Antonia, la serie tv ed il difficile coming out delle donne che soffrono di endometriosi.
Dal 4 marzo su prime video l’argomento scabroso dell’endometriosi è diventata un dramedy.
Valerio Mastrandrea e Chiara Martegiani, diretti da Chiara Malta, sono i protagonisti di una storia dai retroscena drammatici, perché l’endometriosi è un male di cui si parla poco, ma che rende un inferno la vita di chi la soffre.
L’invasione dell’endometrio (mucosa che di solito riveste esclusivamente la cavità uterina, n.d.r.) di organi differenti, produce aderenze e dolori lancinanti, invalidanti e costanti.
Si tratta di una malattia cronica e per molte donne rappresenta una condanna da cui vengono liberate solo cessato il periodo fertile.
Le conseguenze della malattia sono molteplici e nella serie vengono tutte elencate, dagli spasmi della protagonista che, spesso, è costretta a rinunciare a lavori, alle difficoltà a concepire, fino quasi alla vergogna di dover ammettere che non è un dolore normale, che non è semplice gestirlo e che si ha bisogno di comprensione.
Chiara Martegiani, nelle vesti di Antonia, lo dice a chiare lettere più volte e l’ha sempre fatto fin dal primo menarca… “lei sta male”.
Si tratta di un male poco compreso e spesso ridimensionato perché, in fin dei conti, il dolore di una donna è contemplato come necessario, un corollario dell’essere nate femmine.
Antonia è una serie che ha avuto il merito di puntare il riflettore su un fenomeno che, altrimenti, non riceve quasi mai la giusta attenzione e che a soffrirne siano, secondo i dati del Ministero della Salute, circa 3 milioni di donne, evidentemente non è abbastanza importante.

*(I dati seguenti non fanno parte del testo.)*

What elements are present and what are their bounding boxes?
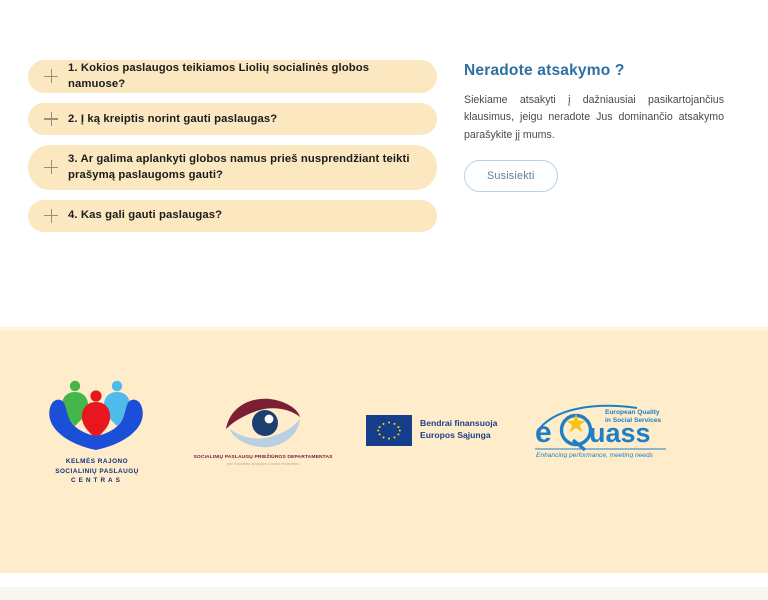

Lo stile dramedy alleggerisce il carico delle riflessioni che inevitabilmente la serie suscita, per lo meno in donne che soffrono dello stesso male e che dalla protagonista si sentono rappresentate, ma non solo; per lo meno questa vuole essere una speranza ed un augurio che a prendere consapevolezza di questa patologia siano sempre più persone.
L’endometriosi viene spesso diagnosticata tardi o casualmente, come nel caso di Antonia, ed implica un percorso fatto di interventi e di un dolore che accompagna anche lo stesso piacere; anche gli stessi rapporti sessuali possono diventare complicati.
La lotta per dare voce e per certificare l’invalidità connessa alla malattia è in atto da anni, ma una serie che esplicitasse il punto di vista di chi ne soffre rappresenta una bella occasione per divulgarne la conoscenza.
Con Antonia si può anche sorridere, ma sarà sempre il sorriso con il retrogusto amaro necessario a far capire quanto sia difficile empatizzare con il dolore e l’imbarazzo di una donna che deve “giustificarsi” perché soffre e non può lavorare, non può esserci e, in alcune circostanze, non può neanche vivere con pienezza.